Village Pir Maha Wali is located near the River Indus catchment area, where communities have witnessed the change around them in terms of depleting forest tree cover and migration of herder families towards different directions, mainly nearby small urban settlements.
Many of these women have traditional experience of rearing animals and collecting forest products for market. After the forest area reduced, they shifted hands to alternative sources of income, such as cultivating vegetables and fruits like melons and watermelons.
With these traditions existing within the community, it was easier for the women to adapt to the five-colour vegetable and fruits approach to augment nutritious intake.
Earlier, despite continuous work for long hours throughout the day, the women neither had proper food diet nor did they earn income to ease their life. They also observed that due to certain changes in terms of soil fertility, excessive use of chemical input, water scarcity and substandard seeds, crop productivity was low. This also resulted in low income, leaving not enough room to diversify food sources.
Therefore, adaptive and participatory research to develop new and innovative five-colour agricultural approach, which was nutrition-smart, was helping the community, Mustafa Nangraj, the founder of the five-colour approach said.
The key resources such as water, land and labour were not being utilised properly, thus productivity and profitability both were decreasing, he said, adding that looking at this situation, Sindh needs a new agricultural approach that focused on nutrition and higher productivity to make agriculture more profitable for rural communities.
Malnutrition is a critical issue for the whole country, including the province of Sindh that contributes significantly to the vicious cycle of poverty.
Starting with malnourished mothers, who give birth to malnourished children, the problem shadows people throughout their life—leading to more health problems throughout their lifetime, lower economic productivity and lower lifetime earnings.

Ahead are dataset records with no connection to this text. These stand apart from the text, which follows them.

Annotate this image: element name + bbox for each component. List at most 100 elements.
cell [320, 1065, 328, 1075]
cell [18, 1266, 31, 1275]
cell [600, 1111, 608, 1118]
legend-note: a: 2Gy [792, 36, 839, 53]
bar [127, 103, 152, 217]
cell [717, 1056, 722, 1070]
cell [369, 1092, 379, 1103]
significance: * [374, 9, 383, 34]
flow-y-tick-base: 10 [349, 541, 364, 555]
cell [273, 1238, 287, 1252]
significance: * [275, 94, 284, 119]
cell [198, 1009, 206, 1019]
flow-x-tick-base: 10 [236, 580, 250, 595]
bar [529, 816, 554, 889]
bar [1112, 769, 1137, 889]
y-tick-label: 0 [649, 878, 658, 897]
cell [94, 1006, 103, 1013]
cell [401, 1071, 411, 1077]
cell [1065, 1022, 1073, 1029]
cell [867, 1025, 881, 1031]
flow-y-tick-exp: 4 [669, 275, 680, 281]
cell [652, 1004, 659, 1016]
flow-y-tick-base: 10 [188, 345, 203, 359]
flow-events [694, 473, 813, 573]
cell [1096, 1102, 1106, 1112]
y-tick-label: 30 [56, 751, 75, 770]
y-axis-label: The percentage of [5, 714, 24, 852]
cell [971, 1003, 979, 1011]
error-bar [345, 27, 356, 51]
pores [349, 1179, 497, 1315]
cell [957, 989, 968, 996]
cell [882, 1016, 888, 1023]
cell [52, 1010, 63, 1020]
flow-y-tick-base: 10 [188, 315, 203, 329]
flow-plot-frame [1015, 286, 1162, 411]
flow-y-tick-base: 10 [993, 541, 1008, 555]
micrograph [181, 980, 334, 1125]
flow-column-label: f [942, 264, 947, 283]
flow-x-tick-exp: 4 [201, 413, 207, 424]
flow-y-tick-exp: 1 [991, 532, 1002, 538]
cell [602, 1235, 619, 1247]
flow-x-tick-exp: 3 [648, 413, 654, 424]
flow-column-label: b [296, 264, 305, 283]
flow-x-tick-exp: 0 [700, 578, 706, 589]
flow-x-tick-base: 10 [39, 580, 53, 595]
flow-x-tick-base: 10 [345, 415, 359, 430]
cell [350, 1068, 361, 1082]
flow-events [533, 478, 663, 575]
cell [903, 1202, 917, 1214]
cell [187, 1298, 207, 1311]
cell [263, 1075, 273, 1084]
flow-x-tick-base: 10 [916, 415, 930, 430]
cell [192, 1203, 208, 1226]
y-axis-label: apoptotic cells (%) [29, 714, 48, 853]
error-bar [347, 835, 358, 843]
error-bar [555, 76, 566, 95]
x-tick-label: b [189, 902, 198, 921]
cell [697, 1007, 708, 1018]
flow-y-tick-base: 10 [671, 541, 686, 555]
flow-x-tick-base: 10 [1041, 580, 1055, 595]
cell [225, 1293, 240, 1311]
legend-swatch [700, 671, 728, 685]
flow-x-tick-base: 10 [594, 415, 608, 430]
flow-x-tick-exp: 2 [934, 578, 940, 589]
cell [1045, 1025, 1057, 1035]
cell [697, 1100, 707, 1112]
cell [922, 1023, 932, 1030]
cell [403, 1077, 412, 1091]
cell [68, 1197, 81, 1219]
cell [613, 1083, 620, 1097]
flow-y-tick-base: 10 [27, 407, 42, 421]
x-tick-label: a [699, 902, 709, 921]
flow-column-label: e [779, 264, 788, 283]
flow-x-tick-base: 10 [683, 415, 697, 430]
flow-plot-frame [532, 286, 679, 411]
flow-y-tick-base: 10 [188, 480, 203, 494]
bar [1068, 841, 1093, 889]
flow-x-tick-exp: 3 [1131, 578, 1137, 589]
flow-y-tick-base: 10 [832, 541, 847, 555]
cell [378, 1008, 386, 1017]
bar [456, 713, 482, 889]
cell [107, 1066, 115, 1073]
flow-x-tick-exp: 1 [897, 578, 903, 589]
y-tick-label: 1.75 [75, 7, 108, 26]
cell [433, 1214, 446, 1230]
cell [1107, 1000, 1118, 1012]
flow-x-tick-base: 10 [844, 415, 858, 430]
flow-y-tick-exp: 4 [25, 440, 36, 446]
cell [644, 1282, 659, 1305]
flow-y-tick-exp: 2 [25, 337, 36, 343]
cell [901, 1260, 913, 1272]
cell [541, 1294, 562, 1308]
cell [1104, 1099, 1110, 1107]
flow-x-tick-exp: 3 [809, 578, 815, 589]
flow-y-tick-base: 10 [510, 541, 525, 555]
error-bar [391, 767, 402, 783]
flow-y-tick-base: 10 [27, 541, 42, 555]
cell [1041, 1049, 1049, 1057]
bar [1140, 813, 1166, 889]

Nangraj quoted research, which estimates that four percent to 11 percent of national gross domestic product (GDP) could be lost due to the impacts of malnutrition.
The malnutrition mainly stunting and wasting in long run was expected to affect labour productivity, and those who have been in the state of stunting and wasting would face difficulties in decent labour of the digital world in future.
“Therefore, it is urgently needed to popularise the approach for awareness of communities around this subject through modern and effective extension cultivation of such fruits and vegetables,” Nangraj added.